Endocrine Abstracts (2008) 16 OC6.3

Visfatin induces MMP-2/9 activation in human vascular endothelial cells via nuclear factor-[kappa]B

Raghu Adya, Bee Tan, Jing Chen & Harpal Randeva


University of Warwick, Coventry, UK.


Aim: Cardiovascular disease is more common in individuals with diabetes mellitus and obesity. Visfatin is elevated in obesity and T2DM; and thought to be an inflammatory mediator within atherosclerotic lesions inducing gelatinase activity, contributing to plaque destabilisation. We investigated the activation of NF-κB, a well-known pro-inflammatory transcription factor, by visfatin, in Human Endothelial Cells (EC).

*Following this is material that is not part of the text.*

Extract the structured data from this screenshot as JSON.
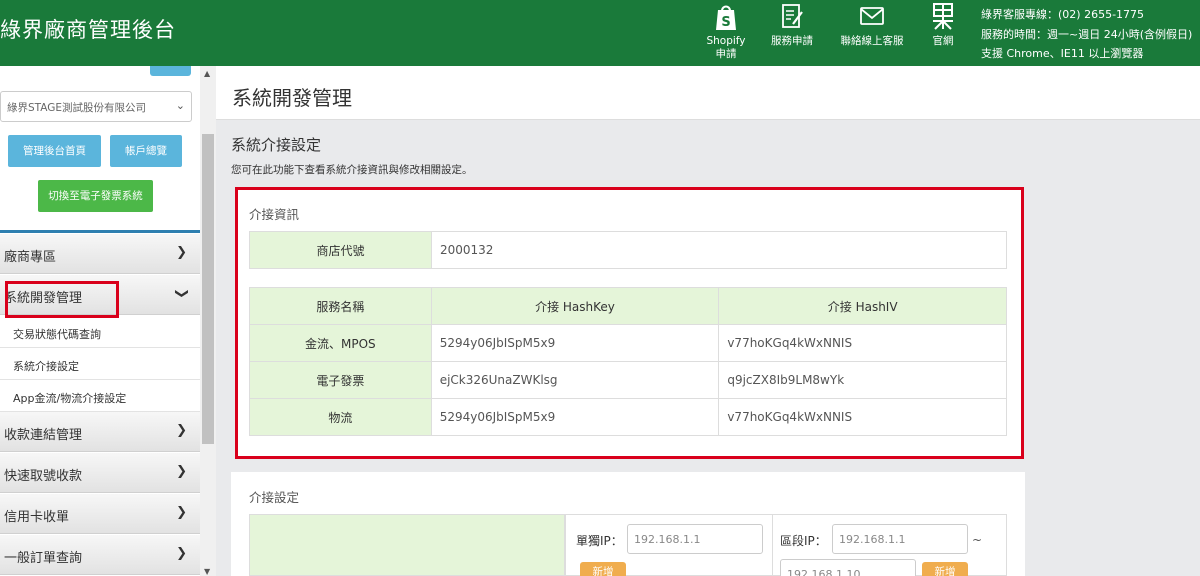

Research design and methods: We stably transfected EAHy926 (human) cells with a cis-reporter pNF-κB-Luc plasmid containing luciferase reporter gene linked to five repeats of NF-κB binding sites. Using luciferase reporter assay, quantitative PCR, western blotting and gelatin zymography, we studied the involvement of NF-κB signalling in gelatinase mediated vascular inflammation by visfatin; employing the NF-κB inhibitor, BAY 11-7085.

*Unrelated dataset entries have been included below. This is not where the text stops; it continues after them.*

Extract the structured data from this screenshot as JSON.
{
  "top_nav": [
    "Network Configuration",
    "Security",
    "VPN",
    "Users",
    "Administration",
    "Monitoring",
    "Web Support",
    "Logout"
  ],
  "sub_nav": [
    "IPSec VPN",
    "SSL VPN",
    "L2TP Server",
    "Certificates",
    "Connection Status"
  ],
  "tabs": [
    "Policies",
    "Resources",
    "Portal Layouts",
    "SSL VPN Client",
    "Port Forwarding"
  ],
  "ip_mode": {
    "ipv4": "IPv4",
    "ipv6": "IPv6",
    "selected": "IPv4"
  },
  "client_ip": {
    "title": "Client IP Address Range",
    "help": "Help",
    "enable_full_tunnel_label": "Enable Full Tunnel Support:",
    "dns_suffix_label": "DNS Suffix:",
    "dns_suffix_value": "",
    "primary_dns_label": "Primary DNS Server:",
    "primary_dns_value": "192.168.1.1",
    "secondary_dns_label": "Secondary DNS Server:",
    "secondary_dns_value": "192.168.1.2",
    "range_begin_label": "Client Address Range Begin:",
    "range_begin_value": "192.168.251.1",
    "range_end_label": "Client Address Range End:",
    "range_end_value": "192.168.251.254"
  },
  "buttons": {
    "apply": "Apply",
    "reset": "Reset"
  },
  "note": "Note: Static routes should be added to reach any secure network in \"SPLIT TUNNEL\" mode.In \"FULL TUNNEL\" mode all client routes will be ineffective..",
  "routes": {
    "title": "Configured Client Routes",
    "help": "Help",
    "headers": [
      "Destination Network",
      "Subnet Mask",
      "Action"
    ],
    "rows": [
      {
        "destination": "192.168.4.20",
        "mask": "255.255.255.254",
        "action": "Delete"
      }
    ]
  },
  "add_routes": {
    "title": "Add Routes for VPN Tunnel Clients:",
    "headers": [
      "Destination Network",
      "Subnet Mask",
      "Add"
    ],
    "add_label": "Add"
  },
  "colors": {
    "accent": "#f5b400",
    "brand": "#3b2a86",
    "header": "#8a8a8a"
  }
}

Results: Visfatin induced a significant dose dependent increase in NF-κB mediated transcriptional activity (P<0.001), with a comparable potency to TNFα, a robust inducer of NF-κB activity. Also, when transfected ECs were pre-incubated with visfatin for 16 h, followed by TNFα stimulation for 2 h revealed a significant inhibition of TNFα induced NF-κB activity (P<0.001), suggesting receptor desensitisation. Furthermore the NF-κB inhibitor, BAY 11-7085, significantly down-regulated visfatin induced MMP-2 and MMP-9 expressions at mRNA, protein and zymogen levels.

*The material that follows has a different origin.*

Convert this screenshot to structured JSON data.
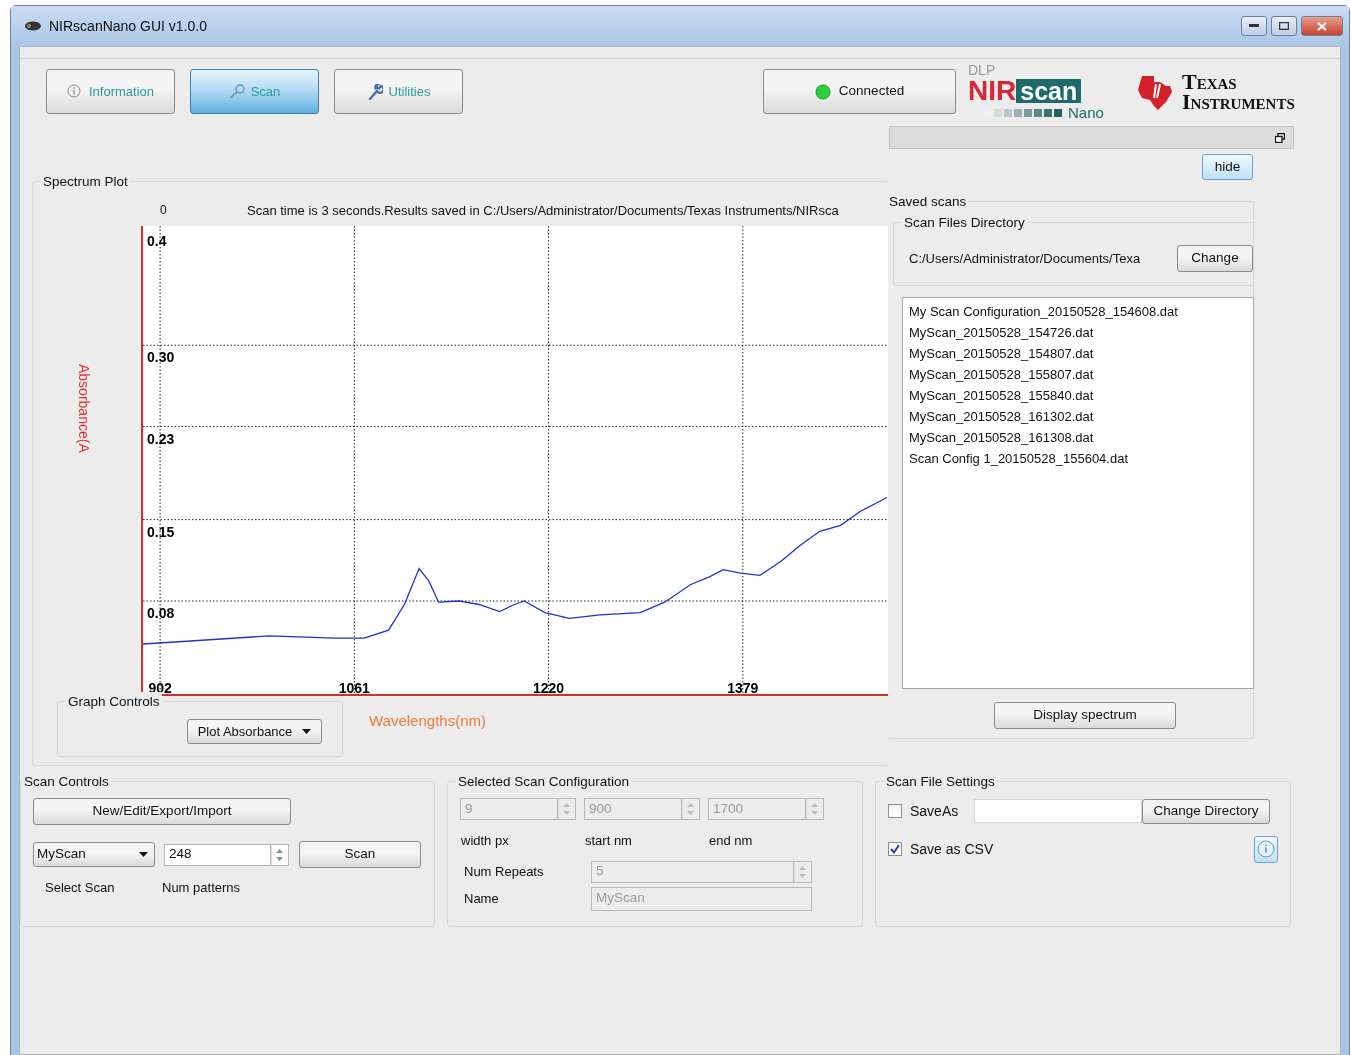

Conclusions: We were able to demonstrate that visfatin is a profound stimulator of NF-κB transcriptional activity in human ECs, also the crucial involvement of NF-κB signalling in visfatin induced activation of gelatinases-MMP-2/9. Moreover, the hypo responsiveness of NF-κB mediated transcriptional activity induced by visfatin is of importance since pro inflammatory cytokine ‘overload’ exists in obesity and T2DM suggesting an important role of visfatin in the pathogenesis of vascular inflammation.

In summary, our finding reveals a new insight into visfatin’s diverse roles in dysmetabolic states and reaffirms the emerging roles of adipokines as mediators of inflammatory response.